Turkish
Wednesday 24th of July 2024
0
نفر 0

Neden 8. İmam’a ‘‘Rıza’’ Diyorlar?

Neden 8. İmam’a ‘‘Rıza’’ Diyorlar?

Camiatu’z-Zehra üstadı açıkladı: İmam Rıza’nın (a.s) tüm haletleri, özellikle de İmam’ın (a.s) yaşlı gözlerle ailesinden ve Mescid-i Nebi’den vedalaşarak ayrılması, Abbasi halifesi Memun tarafından bir komplo ve tuzağın kurulduğunu göstermekteydi. Ancak halk bu komplo ve tuzağın farkına varamadı, işte buda İmam’ın (a.s) ne kadar garip, tek ve tenha olduğunu göstermekteydi.

Şiilerin 8. İmam’ı olan İmam Rıza (a.s) imameti süresince çok özel toplumsal şartlarla karşı karşıya kaldı. İşte bundan dolayı, İmam Rıza’nın (a.s) siyre ve hayat tarzından birçok dersler çıkarabiliriz.

İmam Rıza’nın (a.s) hizmetçilerine, alimlere, muhaliflerine, münafıklara ve ailesine karşı nasıl davrandığı, tarih kitapları vesilesiyle yada hadis ve rivayetler kanalıyla bize ulaştırılmıştır.

İmam Rıza’nın (a.s) ilmi, siyre ve yaşantısı ilmi meselelerde özellikle de dini ilimler öğrencileri ve ilme karşı alakası olanlar için oldukça faydalı olacaktır.

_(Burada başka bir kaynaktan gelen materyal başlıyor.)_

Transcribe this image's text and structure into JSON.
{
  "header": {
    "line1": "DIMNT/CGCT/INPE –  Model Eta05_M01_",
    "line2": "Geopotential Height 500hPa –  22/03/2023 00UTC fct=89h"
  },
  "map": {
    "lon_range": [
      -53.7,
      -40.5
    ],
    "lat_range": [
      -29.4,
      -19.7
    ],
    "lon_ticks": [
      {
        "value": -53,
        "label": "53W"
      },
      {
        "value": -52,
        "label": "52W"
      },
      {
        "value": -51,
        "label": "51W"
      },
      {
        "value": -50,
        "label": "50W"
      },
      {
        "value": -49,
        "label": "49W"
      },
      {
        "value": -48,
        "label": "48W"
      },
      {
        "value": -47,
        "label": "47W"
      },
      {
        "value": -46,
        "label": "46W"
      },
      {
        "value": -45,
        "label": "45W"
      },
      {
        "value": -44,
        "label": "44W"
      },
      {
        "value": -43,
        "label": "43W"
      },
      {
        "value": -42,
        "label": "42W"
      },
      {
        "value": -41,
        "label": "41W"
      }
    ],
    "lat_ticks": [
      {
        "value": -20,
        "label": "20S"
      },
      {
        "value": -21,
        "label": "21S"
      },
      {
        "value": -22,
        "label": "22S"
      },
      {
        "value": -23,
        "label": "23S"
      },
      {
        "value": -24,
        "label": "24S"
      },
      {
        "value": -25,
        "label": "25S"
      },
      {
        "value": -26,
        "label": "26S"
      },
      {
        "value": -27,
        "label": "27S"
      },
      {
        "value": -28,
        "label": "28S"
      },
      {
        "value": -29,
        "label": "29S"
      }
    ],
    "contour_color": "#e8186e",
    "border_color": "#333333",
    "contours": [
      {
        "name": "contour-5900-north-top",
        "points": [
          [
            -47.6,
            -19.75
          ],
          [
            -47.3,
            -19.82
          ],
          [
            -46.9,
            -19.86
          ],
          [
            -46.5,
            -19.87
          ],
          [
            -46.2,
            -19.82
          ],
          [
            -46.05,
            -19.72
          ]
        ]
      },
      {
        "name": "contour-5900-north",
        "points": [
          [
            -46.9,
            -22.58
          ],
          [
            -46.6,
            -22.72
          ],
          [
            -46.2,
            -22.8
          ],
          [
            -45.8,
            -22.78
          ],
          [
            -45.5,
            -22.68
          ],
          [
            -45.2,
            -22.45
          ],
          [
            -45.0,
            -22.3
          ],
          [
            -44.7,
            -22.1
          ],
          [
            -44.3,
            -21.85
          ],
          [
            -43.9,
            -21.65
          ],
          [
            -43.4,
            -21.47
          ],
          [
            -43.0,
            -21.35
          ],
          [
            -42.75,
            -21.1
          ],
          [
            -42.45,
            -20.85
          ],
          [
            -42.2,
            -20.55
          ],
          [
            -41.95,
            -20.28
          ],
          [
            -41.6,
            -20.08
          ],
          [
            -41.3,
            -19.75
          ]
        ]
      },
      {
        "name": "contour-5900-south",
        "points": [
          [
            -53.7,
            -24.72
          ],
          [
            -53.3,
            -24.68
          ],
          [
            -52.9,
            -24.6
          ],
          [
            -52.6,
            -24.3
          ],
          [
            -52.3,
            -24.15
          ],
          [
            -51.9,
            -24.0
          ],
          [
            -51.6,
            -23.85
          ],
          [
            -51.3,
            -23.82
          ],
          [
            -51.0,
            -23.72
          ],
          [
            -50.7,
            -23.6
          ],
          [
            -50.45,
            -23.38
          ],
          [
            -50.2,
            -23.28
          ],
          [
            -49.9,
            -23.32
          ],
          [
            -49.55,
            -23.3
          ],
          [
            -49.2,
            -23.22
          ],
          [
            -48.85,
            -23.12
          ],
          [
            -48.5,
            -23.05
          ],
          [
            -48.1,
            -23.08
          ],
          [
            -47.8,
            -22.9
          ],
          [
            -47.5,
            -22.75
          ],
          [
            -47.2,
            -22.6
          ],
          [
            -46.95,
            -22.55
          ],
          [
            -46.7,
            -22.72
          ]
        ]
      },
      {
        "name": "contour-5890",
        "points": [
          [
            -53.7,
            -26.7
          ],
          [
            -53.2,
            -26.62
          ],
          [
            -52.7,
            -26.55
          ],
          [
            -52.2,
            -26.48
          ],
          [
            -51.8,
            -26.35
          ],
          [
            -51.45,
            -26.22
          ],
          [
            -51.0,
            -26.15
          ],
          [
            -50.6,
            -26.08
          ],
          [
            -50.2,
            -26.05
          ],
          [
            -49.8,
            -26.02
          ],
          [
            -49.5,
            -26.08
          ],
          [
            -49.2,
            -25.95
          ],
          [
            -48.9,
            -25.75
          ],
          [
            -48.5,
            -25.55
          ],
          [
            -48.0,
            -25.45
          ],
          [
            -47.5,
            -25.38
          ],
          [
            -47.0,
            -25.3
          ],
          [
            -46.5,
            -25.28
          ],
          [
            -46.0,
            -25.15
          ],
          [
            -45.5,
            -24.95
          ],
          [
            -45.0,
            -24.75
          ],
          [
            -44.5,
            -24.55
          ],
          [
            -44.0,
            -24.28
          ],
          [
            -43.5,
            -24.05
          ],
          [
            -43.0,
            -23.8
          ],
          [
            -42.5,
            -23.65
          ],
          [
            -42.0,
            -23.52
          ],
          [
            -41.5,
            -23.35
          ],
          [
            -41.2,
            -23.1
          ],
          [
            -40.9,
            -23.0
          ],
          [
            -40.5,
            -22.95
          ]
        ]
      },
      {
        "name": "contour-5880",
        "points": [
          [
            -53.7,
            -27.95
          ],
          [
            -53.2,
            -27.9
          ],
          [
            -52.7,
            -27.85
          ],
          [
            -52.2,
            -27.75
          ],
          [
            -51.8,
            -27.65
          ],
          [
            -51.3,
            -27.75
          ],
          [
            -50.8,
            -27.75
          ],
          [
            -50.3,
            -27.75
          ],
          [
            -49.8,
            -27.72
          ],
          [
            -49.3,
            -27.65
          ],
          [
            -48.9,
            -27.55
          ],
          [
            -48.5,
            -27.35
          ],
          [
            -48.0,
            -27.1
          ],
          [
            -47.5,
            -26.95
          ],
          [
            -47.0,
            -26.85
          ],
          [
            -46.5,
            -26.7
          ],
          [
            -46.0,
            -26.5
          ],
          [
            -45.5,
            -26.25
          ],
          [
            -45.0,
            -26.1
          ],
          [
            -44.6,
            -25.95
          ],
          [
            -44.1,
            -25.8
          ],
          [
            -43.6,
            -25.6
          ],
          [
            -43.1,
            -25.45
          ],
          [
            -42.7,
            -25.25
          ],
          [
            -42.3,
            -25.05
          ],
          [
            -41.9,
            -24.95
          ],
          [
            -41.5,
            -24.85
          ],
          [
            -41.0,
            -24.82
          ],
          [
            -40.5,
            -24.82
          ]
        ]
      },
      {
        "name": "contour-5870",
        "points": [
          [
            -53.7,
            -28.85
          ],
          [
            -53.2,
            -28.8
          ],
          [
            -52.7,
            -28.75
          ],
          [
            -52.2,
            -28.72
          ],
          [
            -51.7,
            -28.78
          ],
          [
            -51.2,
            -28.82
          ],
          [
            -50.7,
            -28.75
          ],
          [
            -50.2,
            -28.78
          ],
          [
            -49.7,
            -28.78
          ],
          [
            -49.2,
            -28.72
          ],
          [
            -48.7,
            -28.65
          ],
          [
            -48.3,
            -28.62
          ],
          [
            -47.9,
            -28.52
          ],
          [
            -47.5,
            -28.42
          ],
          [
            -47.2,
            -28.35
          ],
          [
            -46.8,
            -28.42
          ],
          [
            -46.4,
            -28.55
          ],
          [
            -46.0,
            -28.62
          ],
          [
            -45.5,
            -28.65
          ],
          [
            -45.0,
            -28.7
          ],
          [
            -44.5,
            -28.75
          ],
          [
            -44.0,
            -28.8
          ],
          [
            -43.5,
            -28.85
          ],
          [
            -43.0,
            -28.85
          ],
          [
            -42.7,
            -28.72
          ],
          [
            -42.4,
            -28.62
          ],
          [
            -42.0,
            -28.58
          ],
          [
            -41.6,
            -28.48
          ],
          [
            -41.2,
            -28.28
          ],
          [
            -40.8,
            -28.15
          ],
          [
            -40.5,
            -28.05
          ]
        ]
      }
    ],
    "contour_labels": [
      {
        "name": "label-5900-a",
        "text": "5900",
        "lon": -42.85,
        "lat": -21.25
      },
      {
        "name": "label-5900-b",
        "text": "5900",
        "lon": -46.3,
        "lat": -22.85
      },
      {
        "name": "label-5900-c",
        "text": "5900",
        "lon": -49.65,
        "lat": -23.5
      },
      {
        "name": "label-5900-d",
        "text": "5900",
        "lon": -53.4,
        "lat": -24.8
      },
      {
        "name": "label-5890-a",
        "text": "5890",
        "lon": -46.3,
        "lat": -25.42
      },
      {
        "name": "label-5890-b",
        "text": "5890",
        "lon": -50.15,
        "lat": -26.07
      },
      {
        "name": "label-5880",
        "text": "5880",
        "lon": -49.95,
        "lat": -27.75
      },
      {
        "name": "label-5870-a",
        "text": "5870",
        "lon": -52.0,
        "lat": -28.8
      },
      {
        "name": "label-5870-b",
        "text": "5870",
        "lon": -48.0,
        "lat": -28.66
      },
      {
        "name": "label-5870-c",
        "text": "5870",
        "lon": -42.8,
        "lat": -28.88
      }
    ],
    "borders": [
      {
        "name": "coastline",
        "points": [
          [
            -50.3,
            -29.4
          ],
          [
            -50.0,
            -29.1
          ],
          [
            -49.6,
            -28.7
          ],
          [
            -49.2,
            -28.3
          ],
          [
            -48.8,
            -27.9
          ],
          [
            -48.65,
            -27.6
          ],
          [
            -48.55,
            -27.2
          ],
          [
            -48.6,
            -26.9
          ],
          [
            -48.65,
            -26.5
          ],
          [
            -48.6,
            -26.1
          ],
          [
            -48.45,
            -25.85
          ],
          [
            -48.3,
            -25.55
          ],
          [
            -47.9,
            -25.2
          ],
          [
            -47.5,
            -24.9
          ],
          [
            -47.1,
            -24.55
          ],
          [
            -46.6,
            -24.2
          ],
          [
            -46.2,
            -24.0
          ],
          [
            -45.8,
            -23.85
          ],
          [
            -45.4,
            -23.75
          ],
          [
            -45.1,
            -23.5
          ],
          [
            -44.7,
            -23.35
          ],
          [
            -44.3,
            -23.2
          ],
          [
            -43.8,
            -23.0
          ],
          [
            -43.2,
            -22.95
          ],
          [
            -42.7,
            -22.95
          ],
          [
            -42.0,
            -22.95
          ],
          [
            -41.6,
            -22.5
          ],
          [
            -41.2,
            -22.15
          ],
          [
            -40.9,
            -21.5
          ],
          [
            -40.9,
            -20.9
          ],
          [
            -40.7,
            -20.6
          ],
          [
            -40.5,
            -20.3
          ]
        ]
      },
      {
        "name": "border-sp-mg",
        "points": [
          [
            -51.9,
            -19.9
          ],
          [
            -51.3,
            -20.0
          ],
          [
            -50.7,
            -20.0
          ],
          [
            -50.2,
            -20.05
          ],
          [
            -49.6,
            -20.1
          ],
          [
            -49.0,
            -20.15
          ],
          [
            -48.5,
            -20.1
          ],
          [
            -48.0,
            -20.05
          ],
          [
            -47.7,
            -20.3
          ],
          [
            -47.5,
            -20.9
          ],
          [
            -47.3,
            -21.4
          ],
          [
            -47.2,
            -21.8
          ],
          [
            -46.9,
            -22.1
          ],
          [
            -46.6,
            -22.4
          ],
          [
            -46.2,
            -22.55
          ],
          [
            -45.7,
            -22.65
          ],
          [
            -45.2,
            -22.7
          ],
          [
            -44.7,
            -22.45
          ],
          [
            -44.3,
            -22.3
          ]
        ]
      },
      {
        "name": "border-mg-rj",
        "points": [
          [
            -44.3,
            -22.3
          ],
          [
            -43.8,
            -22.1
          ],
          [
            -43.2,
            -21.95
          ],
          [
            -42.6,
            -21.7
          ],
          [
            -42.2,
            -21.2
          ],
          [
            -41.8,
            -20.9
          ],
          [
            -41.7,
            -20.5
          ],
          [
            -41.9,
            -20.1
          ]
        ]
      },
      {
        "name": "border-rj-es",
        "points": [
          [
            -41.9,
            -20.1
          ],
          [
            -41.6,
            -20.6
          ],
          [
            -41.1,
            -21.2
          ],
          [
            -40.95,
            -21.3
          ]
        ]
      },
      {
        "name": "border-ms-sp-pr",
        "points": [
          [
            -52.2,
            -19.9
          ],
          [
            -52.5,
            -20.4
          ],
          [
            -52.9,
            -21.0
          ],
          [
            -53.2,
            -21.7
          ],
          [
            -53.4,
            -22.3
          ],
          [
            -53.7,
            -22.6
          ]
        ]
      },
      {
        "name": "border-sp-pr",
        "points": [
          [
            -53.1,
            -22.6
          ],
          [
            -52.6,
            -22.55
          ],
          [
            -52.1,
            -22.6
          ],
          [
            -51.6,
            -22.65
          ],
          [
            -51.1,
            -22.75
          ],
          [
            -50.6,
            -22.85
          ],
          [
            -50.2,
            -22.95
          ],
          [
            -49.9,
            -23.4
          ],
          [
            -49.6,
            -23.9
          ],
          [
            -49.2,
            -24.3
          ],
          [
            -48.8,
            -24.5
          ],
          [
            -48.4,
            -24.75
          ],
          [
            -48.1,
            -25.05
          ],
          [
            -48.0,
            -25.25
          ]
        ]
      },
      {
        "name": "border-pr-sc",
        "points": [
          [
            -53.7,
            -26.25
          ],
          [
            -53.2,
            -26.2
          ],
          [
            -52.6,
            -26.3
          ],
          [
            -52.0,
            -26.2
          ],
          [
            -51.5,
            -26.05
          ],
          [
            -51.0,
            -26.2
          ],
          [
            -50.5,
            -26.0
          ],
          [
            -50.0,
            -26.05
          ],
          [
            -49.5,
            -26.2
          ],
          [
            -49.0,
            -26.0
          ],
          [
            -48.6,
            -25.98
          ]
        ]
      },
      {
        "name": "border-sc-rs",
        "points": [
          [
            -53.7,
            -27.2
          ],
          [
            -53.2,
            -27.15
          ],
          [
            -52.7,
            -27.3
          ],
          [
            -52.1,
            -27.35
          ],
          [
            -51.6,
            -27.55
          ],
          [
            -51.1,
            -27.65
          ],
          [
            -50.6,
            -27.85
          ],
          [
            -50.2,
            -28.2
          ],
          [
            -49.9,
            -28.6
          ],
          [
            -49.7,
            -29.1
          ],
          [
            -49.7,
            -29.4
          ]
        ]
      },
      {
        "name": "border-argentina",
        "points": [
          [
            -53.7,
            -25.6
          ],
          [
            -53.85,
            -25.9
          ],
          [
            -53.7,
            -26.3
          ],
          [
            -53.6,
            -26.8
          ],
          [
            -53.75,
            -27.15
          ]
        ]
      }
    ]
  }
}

Üniversite ve ilim havzaları eğitmen ve okutmanı olan ve tarih dalında üstatlık yapan Sayın Bayan Nezehet Sadat Şirazi, İmam Rıza (a.s) döneminde ki bazı ilmi ve siyasi şartları inceledi. Şiilerin ve sevenlerinin o büyük İmam’ın (a.s) sözlerine ve davranışlarına teveccüh etmemesini, İmam Rıza’nın (a.s) yalnız kalmasına ve gurbet diyara sürülmesine neden olduğunun altını çizdi ve şöyle devam etti:

Yunan felsefe kitaplarının Arapçaya tercüme edilmesi ve uyduruk hadislerin yayılması, İmam Rıza (a.s) döneminde karşılaşılan ilmi buhranlardan bir tanesiydi.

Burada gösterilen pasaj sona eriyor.